Acceleration and decay
The second part of the workshop was devoted to the plasma acceleration of non-ultra relativistic and rapidly decaying particles, such as muons and pions. Vladimir Shiltsev (Fermilab) and Daniel Schulte (CERN) presented tentative parameters and ongoing R&D efforts towards a muon collider. Shiltsev also discussed the intriguing possibility of low-emittance muon sources based on plasma-wakefield accelerators, while Alexander Pukhov (Heinrich Heine University Düsseldorf) and Chiara Badiali (IST Lisbon) discussed how plasma acceleration could bring slow particles, such as muons, to relativistic velocities.
The workshop fostered numerous heated discussions and uncovered unresolved issues, which included the “Bern controversy” regarding the ultimate limits of luminosity for PeV energies. Muons are considered particles of choice for future accelerators at the energy frontier. Both low- and high-energy muons have useful applications. Is there an Angstrom limit to the beam diameter? Are tiny beta functions possible? Can plasmas help to overcome such limitations? Understanding and modelling non-point-like particle luminosity is another important topic, also relevant for the Gamma Factory.

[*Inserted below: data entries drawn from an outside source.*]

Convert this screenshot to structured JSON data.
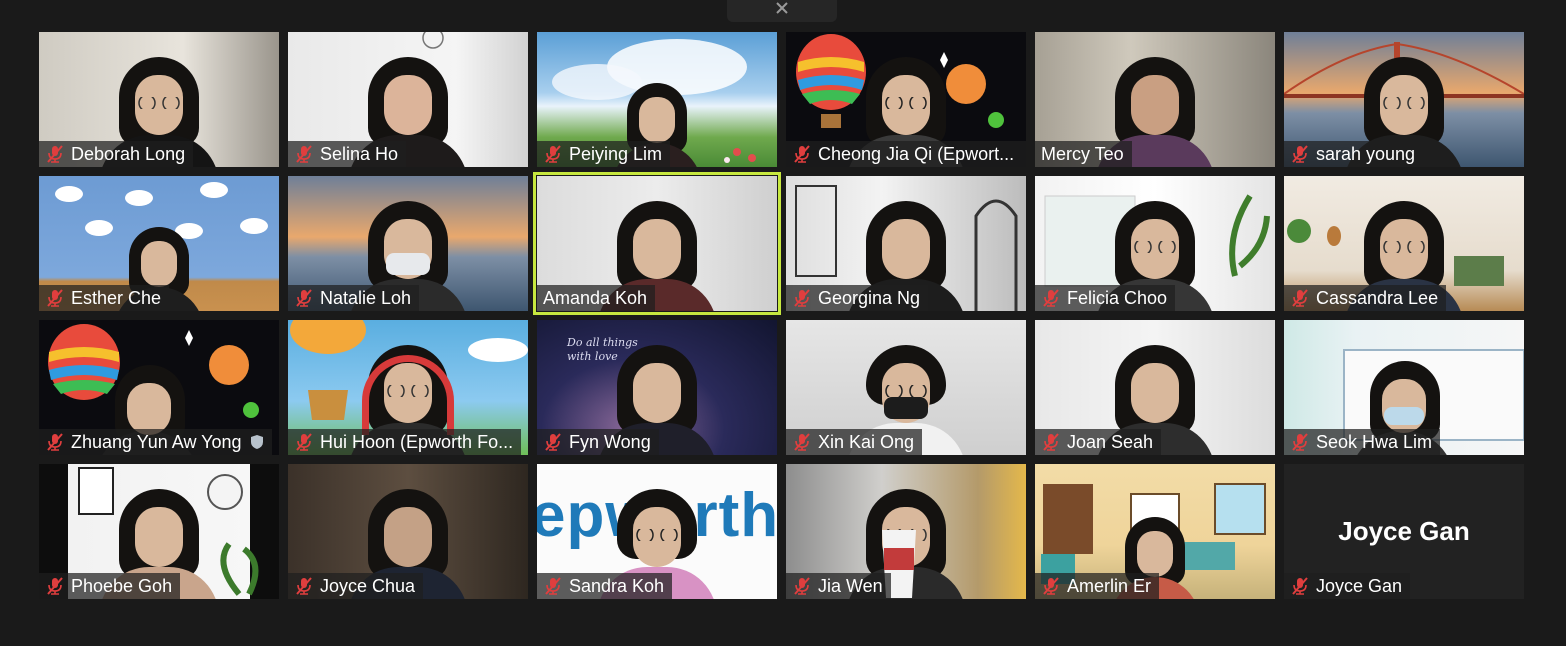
{
  "tiles": [
    {
      "name": "Deborah Long",
      "muted": true
    },
    {
      "name": "Selina Ho",
      "muted": true
    },
    {
      "name": "Peiying Lim",
      "muted": true
    },
    {
      "name": "Cheong Jia Qi (Epwort...",
      "muted": true,
      "shield": true
    },
    {
      "name": "Mercy Teo",
      "muted": false
    },
    {
      "name": "sarah young",
      "muted": true
    },
    {
      "name": "Esther Che",
      "muted": true
    },
    {
      "name": "Natalie Loh",
      "muted": true
    },
    {
      "name": "Amanda Koh",
      "muted": false,
      "active": true
    },
    {
      "name": "Georgina Ng",
      "muted": true
    },
    {
      "name": "Felicia Choo",
      "muted": true
    },
    {
      "name": "Cassandra Lee",
      "muted": true
    },
    {
      "name": "Zhuang Yun Aw Yong",
      "muted": true,
      "shield": true
    },
    {
      "name": "Hui Hoon (Epworth Fo...",
      "muted": true
    },
    {
      "name": "Fyn Wong",
      "muted": true
    },
    {
      "name": "Xin Kai Ong",
      "muted": true
    },
    {
      "name": "Joan Seah",
      "muted": true
    },
    {
      "name": "Seok Hwa Lim",
      "muted": true
    },
    {
      "name": "Phoebe Goh",
      "muted": true
    },
    {
      "name": "Joyce Chua",
      "muted": true
    },
    {
      "name": "Sandra Koh",
      "muted": true
    },
    {
      "name": "Jia Wen",
      "muted": true
    },
    {
      "name": "Amerlin Er",
      "muted": true
    },
    {
      "name": "Joyce Gan",
      "muted": true,
      "video_off": true,
      "big_name": "Joyce Gan"
    }
  ],
  "overlay_text": {
    "fyn_wong_bg": "Do all things with love",
    "sandra_koh_bg": "epworth"
  },
  "colors": {
    "active_speaker_border": "#c7e83f",
    "muted_icon": "#e03e3e",
    "background": "#1a1a1a"
  }
}
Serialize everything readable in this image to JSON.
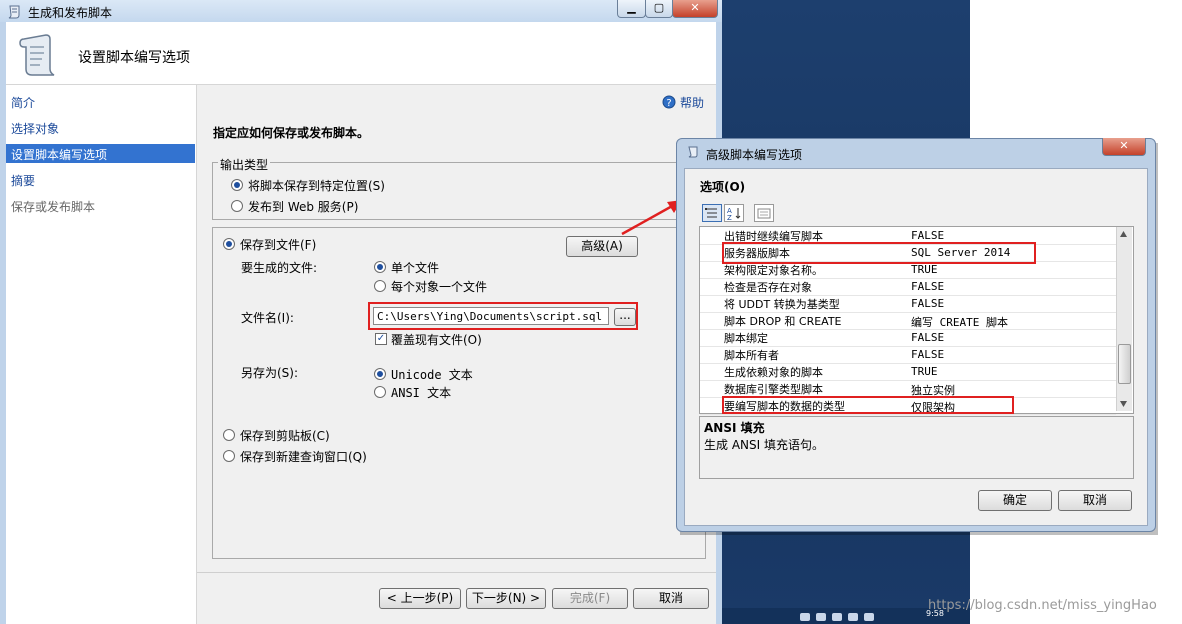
{
  "main_window": {
    "title": "生成和发布脚本",
    "header": "设置脚本编写选项",
    "min": "▁",
    "max": "▢",
    "close": "✕"
  },
  "nav": [
    "简介",
    "选择对象",
    "设置脚本编写选项",
    "摘要",
    "保存或发布脚本"
  ],
  "help": "帮助",
  "instruction": "指定应如何保存或发布脚本。",
  "output_type": {
    "label": "输出类型",
    "opt1": "将脚本保存到特定位置(S)",
    "opt2": "发布到 Web 服务(P)"
  },
  "save_file": {
    "label": "保存到文件(F)",
    "advanced": "高级(A)",
    "files_label": "要生成的文件:",
    "single": "单个文件",
    "per_object": "每个对象一个文件",
    "filename_label": "文件名(I):",
    "filename_value": "C:\\Users\\Ying\\Documents\\script.sql",
    "browse": "...",
    "overwrite": "覆盖现有文件(O)",
    "saveas_label": "另存为(S):",
    "unicode": "Unicode 文本",
    "ansi": "ANSI 文本"
  },
  "clipboard": "保存到剪贴板(C)",
  "new_query": "保存到新建查询窗口(Q)",
  "footer": {
    "prev": "< 上一步(P)",
    "next": "下一步(N) >",
    "finish": "完成(F)",
    "cancel": "取消"
  },
  "advanced_dialog": {
    "title": "高级脚本编写选项",
    "options_label": "选项(O)",
    "rows": [
      {
        "name": "出错时继续编写脚本",
        "value": "FALSE"
      },
      {
        "name": "服务器版脚本",
        "value": "SQL Server 2014"
      },
      {
        "name": "架构限定对象名称。",
        "value": "TRUE"
      },
      {
        "name": "检查是否存在对象",
        "value": "FALSE"
      },
      {
        "name": "将 UDDT 转换为基类型",
        "value": "FALSE"
      },
      {
        "name": "脚本 DROP 和 CREATE",
        "value": "编写 CREATE 脚本"
      },
      {
        "name": "脚本绑定",
        "value": "FALSE"
      },
      {
        "name": "脚本所有者",
        "value": "FALSE"
      },
      {
        "name": "生成依赖对象的脚本",
        "value": "TRUE"
      },
      {
        "name": "数据库引擎类型脚本",
        "value": "独立实例"
      },
      {
        "name": "要编写脚本的数据的类型",
        "value": "仅限架构"
      }
    ],
    "desc_title": "ANSI 填充",
    "desc_text": "生成 ANSI 填充语句。",
    "ok": "确定",
    "cancel": "取消",
    "close": "✕"
  },
  "taskbar_time": "9:58",
  "watermark": "https://blog.csdn.net/miss_yingHao",
  "colors": {
    "accent": "#3373d0",
    "highlight": "#e02020"
  }
}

The workshop showed how advanced accelerator concepts can jump-start dark-sector searches
The final part of the workshop assembled a roadmap and perspective. DLA studies are to be maintained and, if possible, accelerated. A reasonable target is achieving a gradient of 500 MeV/m and an energy gain of 0.05 GeV in five years on a single wafer, while an integrated DLA laser oscillator could be foreseen five to seven years from now. Plasma-wakefield acceleration of muons could conceivably be tested either at CERN–AWAKE or PSI. It was proposed, as a first step, to put a solid target or tape into the AWAKE set up.
The gamma factory, presented by Witek Krasny (LPNHE), was recognised as an intense source of polarised muons and positrons. For muon-acceleration studies, the dephasing issue, linked to the muons’ non-ultrarelativistic energy, seems to be resolved. A demonstrator experiment for muon plasma acceleration is called for. Open questions include when and where?
Overall, the Bern workshop showed how advanced accelerator concepts can jump start dark-sector searches and muon/pion acceleration. High-repetition-rate acceleration of single electrons for dark-matter searches, using dielectric laser accelerators, and applying high-gradient plasma acceleration to muon and/or pion beams, are intriguing and far-forward looking topics.